What is the meaning of "eulogy?"
A "eulogy" is simply a speech that is delivered at a funeral service or memorial service to pay tribute to someone who recently passed away.
If you have been asked to give a eulogy, you may be wondering what is expected of you. Here are the five things that a eulogy can accomplish.
Goal 1: Honor the deceased's virtues and character
Your primary goal with your eulogy is to pay tribute to the person who has passed away. This involves honoring the virtues and character of the person.
Goal 2: Bring comfort to those who are grieving
Eulogies are usually delivered within a few days of a person passing away. The folks in the audience are often still in shock, and are grieving for the person who has died. Emotions are raw. The main emotion in the room is grief. One goal of a eulogy is to bring comfort to those who are grieving. This is especially true when the person who died has left behind young children, or when the person died suddenly or unexpectedly.
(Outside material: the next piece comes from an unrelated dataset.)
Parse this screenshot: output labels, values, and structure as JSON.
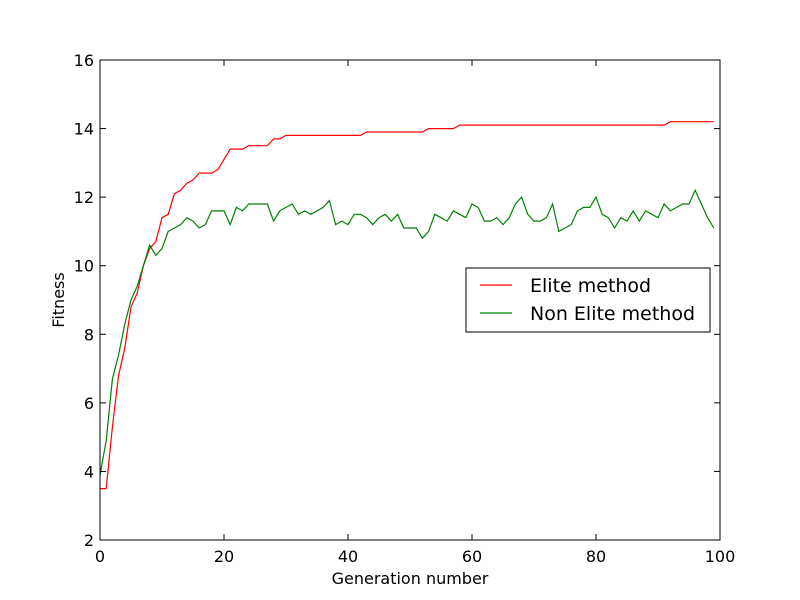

Goal 3: Help family and friends say goodbye
The funeral is usually the last day when the deceased person is still physically present. A casket can be touched, cried over and carried to the grave site. But once the casket is lowered into the ground and covered with earth, the deceased person is gone and out of sight. The eulogy is a final chance for the eulogist and everyone else in the room to say goodbye to their loved one.
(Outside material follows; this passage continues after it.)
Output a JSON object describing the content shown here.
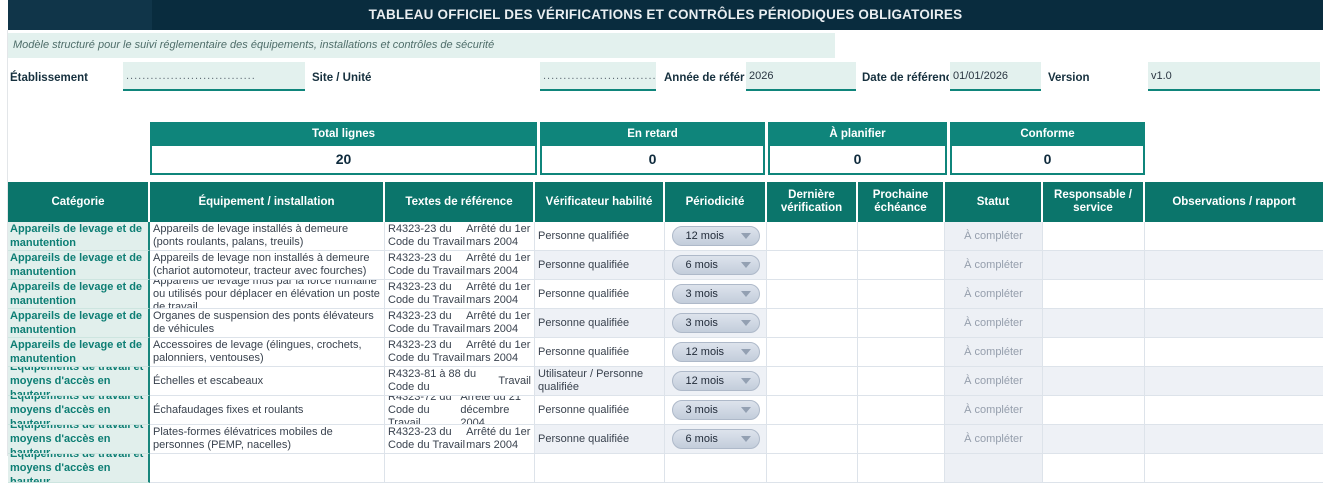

Goal 4: Help to bring closure
Moving on after the death of a loved one is difficult, and takes time. That process begins when the person grieving realizes that a stage of life has ended and another stage has begun. The eulogy is an opportunity for grieving family and friends to get closure.
Goal 5: Put the person's life into perspective
An optional goal of a eulogy is to put the life of the deceased into perspective for those people who are gathered at the funeral or memorial service. The people in the audience will know the deceased person in many ways. In the audience will be people who knew the departed person as a grandparent, a parent, a spouse, a sibling, perhaps even as a child.
Others will have known the deceased as an aunt or uncle, as a colleague, as a neighbour, and so on. You have the opportunity when giving your eulogy to set the person's life into a larger context, to show the meaning that the person had for everyone present, and beyond.
For example, at my father's funeral, I, my sister and my brother each delivered a eulogy in praise of my father. Each of our eulogies, as you can expect, was intensely personal. The minister who officiated at the funeral, on the other hand, delivered a eulogy that set my father's life into a historical context.